In the world of insurance, there are all sorts of products to choose from to protect yourself and your family in case something bad happens.
One kind of insurance you might have never heard of before is called whole life insurance and it serves a very different purpose than term life insurance or even health insurance.
This article will help you understand what whole life insurance is, how it works, who should consider it, and why you should think carefully about buying whole life coverage (or not).
What you should know about whole life insurance
The world of financial planning can be complicated and confusing.
Whether you’re trying to save for retirement or for your kid’s college tuition, it’s a good idea to get educated on your options.
As with many things in personal finance, there are both pros and cons to consider when purchasing whole life insurance.
The first thing to consider is whether this type of insurance is appropriate for your particular situation and goals.
For example, if you’re saving up for retirement, it might make more sense to invest the money that would have gone towards premiums into a well diversified portfolio instead.
If you have dependents who depend on your income and are concerned about leaving behind an inheritance if something were to happen to you, then whole life may make more sense for you.
Keep in mind that even if someone else inherits your policy, they’ll need to continue paying the premiums until they reach age 65.
If you just want to purchase life insurance because you like the idea of having extra protection for yourself and your family without necessarily investing the money away, then term life may be a better option.
The Pros of Whole Life Insurance
Whole Life Insurance is a type of permanent insurance that lasts for the entirety of your life and pays a death benefit to your beneficiaries.
This type of coverage is often used as part of someone’s estate planning because it helps protect assets from being subject to estate taxes.
It also provides tax-free cash value accumulation during your lifetime.
You can borrow against this accumulated cash value at any time, usually at a set interest rate called the premium rate.
You may choose to use these funds for retirement income, or use them now to fund projects that require capital.
Withdrawals are taxable, but if taken before age 59 1/2 they incur an additional 10% federal penalty tax. Another plus is that this type of policy does not expire.
However, premiums do increase as you age.
Another drawback might be that most policies come with a large surrender charge (up to 10%).
If the policyholder cancels within the first few years and doesn’t take out enough money to make up for it (which they wouldn’t have done if they researched their needs).
People considering a whole life insurance policy should also look at how much income tax they pay on withdrawal.
If you’re in the 25% bracket, then withdrawing $5,000 would cost $1,250 in taxes (25%).
If you withdraw more than $5,000 per year to cover living expenses while working, then there’s a chance you’ll be better off with other options like 401k loans and Roth IRAs.
The Cons of Whole Life Insurance
Whole life insurance is a term that can seem pretty intimidating.
If you have never had an experience with it before, it can be hard to tell what is true and what isn’t.
But don’t fret! We are here to help.
One of the most common misconceptions about whole life insurance is that it is a permanent investment because it offers a guaranteed death benefit and cash value accumulation.

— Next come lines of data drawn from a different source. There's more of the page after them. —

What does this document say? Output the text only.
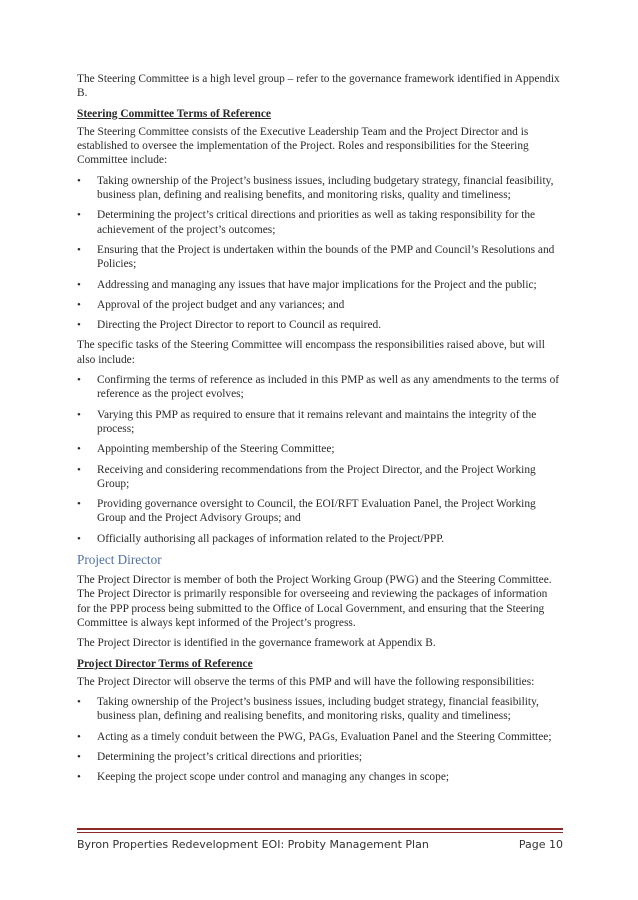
The Steering Committee is a high level group – refer to the governance framework identified in Appendix B.

Steering Committee Terms of Reference

The Steering Committee consists of the Executive Leadership Team and the Project Director and is established to oversee the implementation of the Project. Roles and responsibilities for the Steering Committee include:

• Taking ownership of the Project’s business issues, including budgetary strategy, financial feasibility, business plan, defining and realising benefits, and monitoring risks, quality and timeliness;
• Determining the project’s critical directions and priorities as well as taking responsibility for the achievement of the project’s outcomes;
• Ensuring that the Project is undertaken within the bounds of the PMP and Council’s Resolutions and Policies;
• Addressing and managing any issues that have major implications for the Project and the public;
• Approval of the project budget and any variances; and
• Directing the Project Director to report to Council as required.

The specific tasks of the Steering Committee will encompass the responsibilities raised above, but will also include:

• Confirming the terms of reference as included in this PMP as well as any amendments to the terms of reference as the project evolves;
• Varying this PMP as required to ensure that it remains relevant and maintains the integrity of the process;
• Appointing membership of the Steering Committee;
• Receiving and considering recommendations from the Project Director, and the Project Working Group;
• Providing governance oversight to Council, the EOI/RFT Evaluation Panel, the Project Working Group and the Project Advisory Groups; and
• Officially authorising all packages of information related to the Project/PPP.
Project Director

The Project Director is member of both the Project Working Group (PWG) and the Steering Committee. The Project Director is primarily responsible for overseeing and reviewing the packages of information for the PPP process being submitted to the Office of Local Government, and ensuring that the Steering Committee is always kept informed of the Project’s progress.

The Project Director is identified in the governance framework at Appendix B.

Project Director Terms of Reference

The Project Director will observe the terms of this PMP and will have the following responsibilities:

• Taking ownership of the Project’s business issues, including budget strategy, financial feasibility, business plan, defining and realising benefits, and monitoring risks, quality and timeliness;
• Acting as a timely conduit between the PWG, PAGs, Evaluation Panel and the Steering Committee;
• Determining the project’s critical directions and priorities;
• Keeping the project scope under control and managing any changes in scope;
Byron Properties Redevelopment EOI: Probity Management Plan	Page 10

However, just like any other product on the market today, there are both pros and cons.
The whole life insurance company has complete control over the premiums and interest rates.
These rates will usually increase over time, which means your policy could become more expensive as time goes on.
You may find that this particular type of life insurance is not right for you if you plan to stop working or if you need to use some or all of your savings for other purposes.
However, if these things do not apply to you then this may be a good option for your finances.
Another negative aspect of whole life insurance is that once you choose a rate for your policy, that rate cannot be changed until the end of the contract.
On top of this, there are also several fees associated with getting coverage from a company.
While these fees vary from one person to another and depend on how long someone’s policy lasts (from 5-30 years), they can still accumulate quickly.
Furthermore, if you have credit card debt or student loans, many companies require that you pay off those debts first before issuing coverage.
The Bottom Line
Whole life insurance is an investment that can be used to provide for your family or loved ones if you die.
This type of policy includes both death benefits as well as cash value accumulation.
While this coverage does have its benefits, there are also some potential drawbacks to consider.
The average annual cost for a 30-year old male with a $500,000 term life policy would be $150.
The same 30-year old male would pay $740 annually for a 30-year old female with the same amount of term life insurance protection.
There are two major differences between these policies: first, females typically live longer than males and second, females typically have less income.
For this reason, many financial experts suggest taking out less coverage on the back end (i.e., lower amounts).
So that more money will remain after premiums have been paid out over time for expenses such as retirement savings or education costs for children.